What you are trying to do here is similar to what a database engine has to do when joining data from two tables together. A database engine will typically have a number of different join plans to choose from, and it will attempt to choose the best one based on what it knows about the data in each table.
The same applies to you. There are several ways to join the data and the best way will depend on factors such as the size of each of the input files, whether they are pre-sorted, etc.
Some possible approaches:
A 'Nested Loop', where you read each line of the enrolled_students.txt file and for each of those iterate through the other file(s) to find a match. Not likely to be very fast, you would probably only choose this if the files were too large to make any other solution practical.
A 'Hash Join', where you would read one half of the data to be joined (in your example, probably the name_of_country.txt) into a data structure indexed by a hash. Then for each row of the other file, you can look up the corresponding row in the hash. This can be quite high performance, as long as there is enough memory to store at least one of the two sets of data at once.

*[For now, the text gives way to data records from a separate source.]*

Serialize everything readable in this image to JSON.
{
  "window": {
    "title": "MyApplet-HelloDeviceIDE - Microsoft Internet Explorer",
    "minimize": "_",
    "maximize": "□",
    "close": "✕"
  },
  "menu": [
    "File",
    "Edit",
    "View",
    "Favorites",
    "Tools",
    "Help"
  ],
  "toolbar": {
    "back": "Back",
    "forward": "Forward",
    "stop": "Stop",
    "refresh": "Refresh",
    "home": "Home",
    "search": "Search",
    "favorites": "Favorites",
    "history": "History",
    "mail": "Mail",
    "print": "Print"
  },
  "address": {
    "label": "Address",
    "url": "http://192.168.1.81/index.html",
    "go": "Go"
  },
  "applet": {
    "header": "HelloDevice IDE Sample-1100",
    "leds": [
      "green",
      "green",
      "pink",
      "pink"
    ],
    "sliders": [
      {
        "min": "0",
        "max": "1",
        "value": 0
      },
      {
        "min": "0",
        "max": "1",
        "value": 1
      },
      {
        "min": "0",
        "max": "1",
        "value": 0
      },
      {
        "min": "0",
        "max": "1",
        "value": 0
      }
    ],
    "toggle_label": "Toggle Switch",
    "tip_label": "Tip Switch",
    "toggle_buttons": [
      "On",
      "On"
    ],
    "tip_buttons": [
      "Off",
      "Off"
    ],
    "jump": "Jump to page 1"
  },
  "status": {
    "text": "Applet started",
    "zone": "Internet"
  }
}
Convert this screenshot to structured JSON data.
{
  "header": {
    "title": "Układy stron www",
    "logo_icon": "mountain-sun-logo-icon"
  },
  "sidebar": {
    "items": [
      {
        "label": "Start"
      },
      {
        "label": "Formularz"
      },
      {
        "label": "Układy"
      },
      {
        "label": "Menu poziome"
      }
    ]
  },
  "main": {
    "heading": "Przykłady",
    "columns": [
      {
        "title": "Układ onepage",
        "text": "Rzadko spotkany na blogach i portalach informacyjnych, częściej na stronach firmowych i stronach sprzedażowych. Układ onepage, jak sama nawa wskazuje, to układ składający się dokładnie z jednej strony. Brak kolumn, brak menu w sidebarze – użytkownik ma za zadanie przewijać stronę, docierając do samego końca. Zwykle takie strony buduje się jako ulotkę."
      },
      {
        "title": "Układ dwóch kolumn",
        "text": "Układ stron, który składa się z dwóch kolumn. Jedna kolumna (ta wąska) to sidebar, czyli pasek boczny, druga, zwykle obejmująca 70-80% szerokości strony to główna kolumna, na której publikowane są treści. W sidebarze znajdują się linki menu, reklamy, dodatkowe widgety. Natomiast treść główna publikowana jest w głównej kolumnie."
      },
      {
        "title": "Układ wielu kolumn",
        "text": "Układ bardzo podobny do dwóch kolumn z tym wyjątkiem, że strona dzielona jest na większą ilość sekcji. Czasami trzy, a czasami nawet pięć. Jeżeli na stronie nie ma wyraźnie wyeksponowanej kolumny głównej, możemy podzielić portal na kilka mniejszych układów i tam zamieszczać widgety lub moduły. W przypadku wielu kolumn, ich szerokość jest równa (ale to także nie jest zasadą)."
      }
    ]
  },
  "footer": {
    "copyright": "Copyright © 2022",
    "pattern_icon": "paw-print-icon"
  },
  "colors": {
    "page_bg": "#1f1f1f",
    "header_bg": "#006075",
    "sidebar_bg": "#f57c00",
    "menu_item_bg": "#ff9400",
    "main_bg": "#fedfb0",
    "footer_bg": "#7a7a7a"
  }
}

If both files are in some sorted order, sorted according to the same key, you might be able to use a 'Merge Join'. This is where you read rows from both files at once, matching the records together like teeth in a zipper.
The above assumes a simple case with two data files that have to be joined. Your question talks about 100 different name_of_country.txt files, which might complicate matters.
In regard to your second question - can you use parallel processing - that would probably only be useful if the processing was CPU-bound. The complexity of producing a forked or threaded solution is probably not warranted unless you find that it is actually CPU bound.
Finally - if you are doing multiple analysis runs of the same data, it might be advisable to import the data into a real database and use that run queries. That would save you a lot of coding work.
DBD::SQLite. It is self-contained (you don't have to install a separate database server) and will probably be much faster than anything you hack together yourself. Of course, you would have to load the initial set of data into your database first...do these text files change often?